Related Work & Insights¶
- Compared to ARM (the pioneering work on Mamba autoregressive pre-training), RoMA achieves significant gains through remote sensing-specific design choices.
- MA3E proposes incorporating angular factors into MIM training; RoMA extends this idea to the autoregressive framework and combines it with adaptive cropping.
- Multimodal foundation models for remote sensing (e.g., SkySense, AnySat) represent an important future direction.
Rating¶
- Novelty: ⭐⭐⭐⭐ — First autoregressive pre-training framework for remote sensing Mamba; rotation encoding and multi-scale designs are creative.

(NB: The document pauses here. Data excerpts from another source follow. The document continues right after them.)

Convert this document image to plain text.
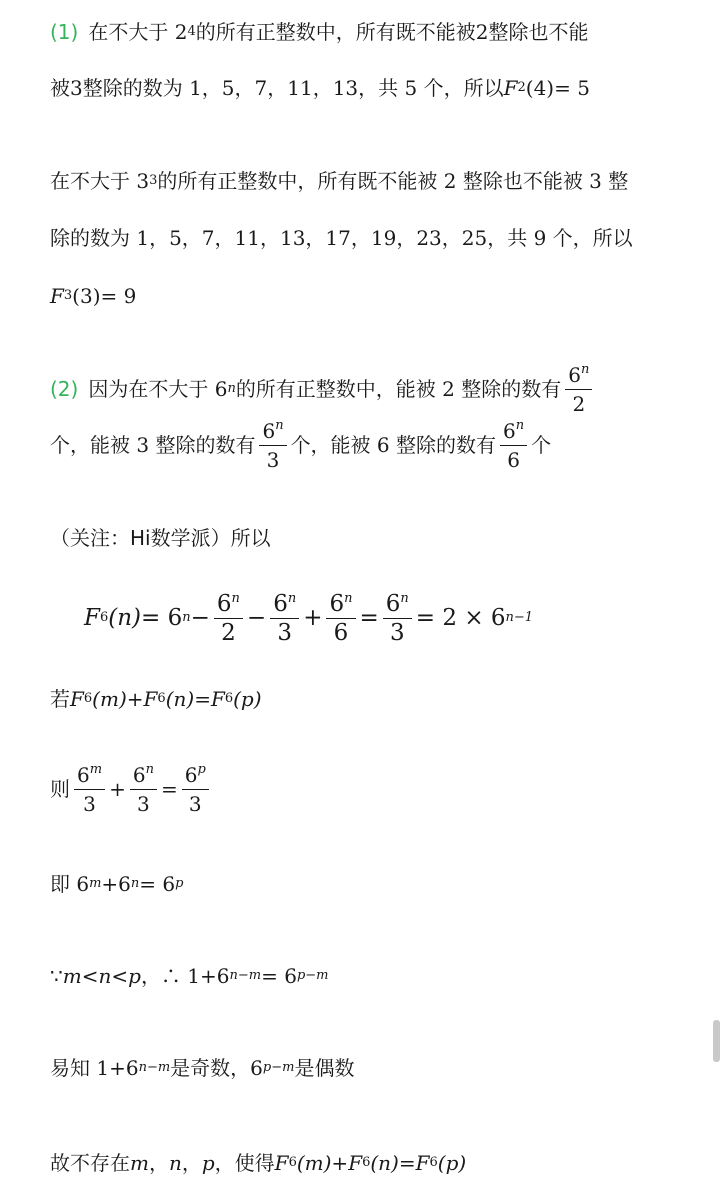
(1) 在不大于 2 4 的所有正整数中，所有既不能被2整除也不能
被3整除的数为 1，5，7，11，13，共 5 个，所以 F 2 (4)= 5
在不大于 3 3 的所有正整数中，所有既不能被 2 整除也不能被 3 整
除的数为 1，5，7，11，13，17，19，23，25，共 9 个，所以
F 3 (3)= 9
(2) 因为在不大于 6 n 的所有正整数中，能被 2 整除的数有 $\frac{6^n}{2}$
个，能被 3 整除的数有 $\frac{6^n}{3}$ 个，能被 6 整除的数有 $\frac{6^n}{6}$ 个
（关注：Hi数学派）所以
F 6 (n) = 6 $n - \frac{6^n}{2} - \frac{6^n}{3} + \frac{6^n}{6} = \frac{6^n}{3} = 2 \times 6$ n−1
若 F 6 (m) + F 6 (n) = F 6 (p)
则 $\frac{6^m}{3} + \frac{6^n}{3} = \frac{6^p}{3}$
即 6 m +6 n = 6 p
∵ m < n < p ，∴ 1+6 n−m = 6 p−m
易知 1+6 n−m 是奇数，6 p−m 是偶数
故不存在 m ， n ， p ，使得 F 6 (m) + F 6 (n) = F 6 (p)
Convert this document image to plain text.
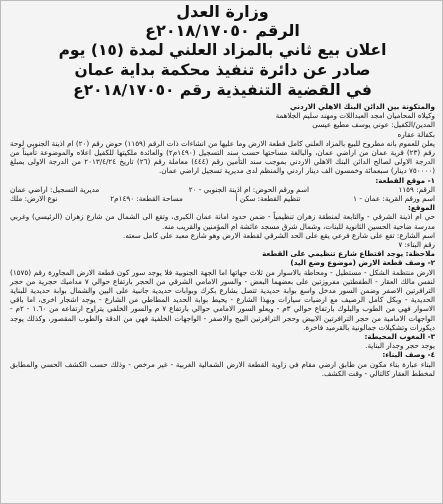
وزارة العدل

الرقم ٢٠١٨/١٧٠٥٠ع

اعلان بيع ثاني بالمزاد العلني لمدة (١٥) يوم

صادر عن دائرة تنفيذ محكمة بداية عمان

في القضية التنفيذية رقم ٢٠١٨/١٧٠٥٠ع

والمتكونة بين الدائن البنك الاهلي الاردني

وكيلاه المحاميان امجد العبداللات ومهند سليم الجلاهمة

المدين/الكفيل: عوني يوسف مطيع عيسى

بكفالة عقاره

يعلن للعموم بانه مطروح للبيع بالمزاد العلني كامل قطعة الارض وما عليها من انشاءات ذات الرقم (١١٥٩) حوض رقم (٢٠) ام اذينة الجنوبي لوحة رقم (٢٣) قرية عمان من اراضي عمان، والبالغة مساحتها حسب سند التسجيل (١٤٩٠م٢) والعائدة ملكيتها للكفيل اعلاه والموضوعة تأميناً من الدرجة الاولى لصالح الدائن البنك الاهلي الاردني بموجب سند التأمين رقم (٤٤٤) معاملة رقم (٢٦) تاريخ ٢٠١٣/٤/٢٤ من الدرجة الاولى بمبلغ (٧٥٠٠٠٠ دينار) سبعمائة وخمسون الف دينار اردني والمنظم لدى مديرية تسجيل اراضي عمان.

١- موقع القطعة:

الرقم: ١١٥٩
اسم ورقم الحوض: ام اذينة الجنوبي - ٢٠
مديرية التسجيل: اراضي عمان
اسم ورقم القرية: عمان - ١
تنظيم القطعة: سكن أ
مساحة القطعة: ١٤٩٠م٢
نوع الارض: ملك

الموقع:

حي ام اذينة الشرقي - والتابعة لمنطقة زهران تنظيمياً - ضمن حدود امانة عمان الكبرى، وتقع الى الشمال من شارع زهران (الرئيسي) وغربي مدرسة ضاحية الحسين الثانوية للبنات، وشمال شرق مسجد عائشة ام المؤمنين والقريب منه.

اسم الشارع: تقع على شارع فرعي يقع على الحد الشرقي لقطعة الارض وهو شارع معبد على كامل سعته.

رقم البناء: ٧

ملاحظة: يوجد اقتطاع شارع تنظيمي على القطعة

٢- وصف قطعة الارض (موضوع وضع اليد)

الارض منتظمة الشكل - مستطيل - ومحاطة بالاسوار من ثلاث جهاتها اما الجهة الجنوبية فلا يوجد سور كون قطعة الارض المجاورة رقم (١٥٧٥) لنفس مالك العقار - الطفطتين مفروزتين على بعضهما البعض - والسور الامامي الشرقي من الحجر بارتفاع حوالي ٧ مداميك حجرية من حجر الترافرتين الاصفر وضمن السور مدخل واسع بوابة حديدية تتصل بشارع بكرك وبوابات حديدية جانبية على البين والشمال بوابة حديدية للبناية الحديدية - وبكل كامل الرصيف مع ارضيات سيارات وبهذا الشارع - يحيط بوابة الحديد المطاطي من الشارع - يوجد اشجار اخرى، اما باقي الاسوار فهي من الطوب والبلوك بارتفاع حوالي ٣م - ويعلو السور الامامي حوالي بارتفاع ٧ م والسور الخلفي يتراوح ارتفاعه من ١.٦٠ - ٢م - الواجهات الامامية من حجر الترافرتين الابيض وحجر الترافرتين البيج والاصفر - الواجهات الخلفية فهي من الدقة والطوب المقصور، وكذلك يوجد ديكورات وتشكيلات جمالونية بالقرميد فاخرة.

٣- المغوب المحيطة:

يوجد حجر وجدار البناية.

٤- وصف البناء:

البناء عبارة بناء مكون من طابق ارضي مقام في زاوية القطعة الارض الشمالية الغربية - غير مرخص - وذلك حسب الكشف الحسي والمطابق لمخطط العقار كالتالي - وقت الكشف.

- Experimental Thoroughness: ⭐⭐⭐⭐ — Scaling experiments are systematic and ablations are comprehensive, though Large model training is insufficient.
- Writing Quality: ⭐⭐⭐⭐ — Well-structured with compelling motivation.
- Value: ⭐⭐⭐⭐⭐ — Provides a practical solution for efficient foundation models in the remote sensing domain.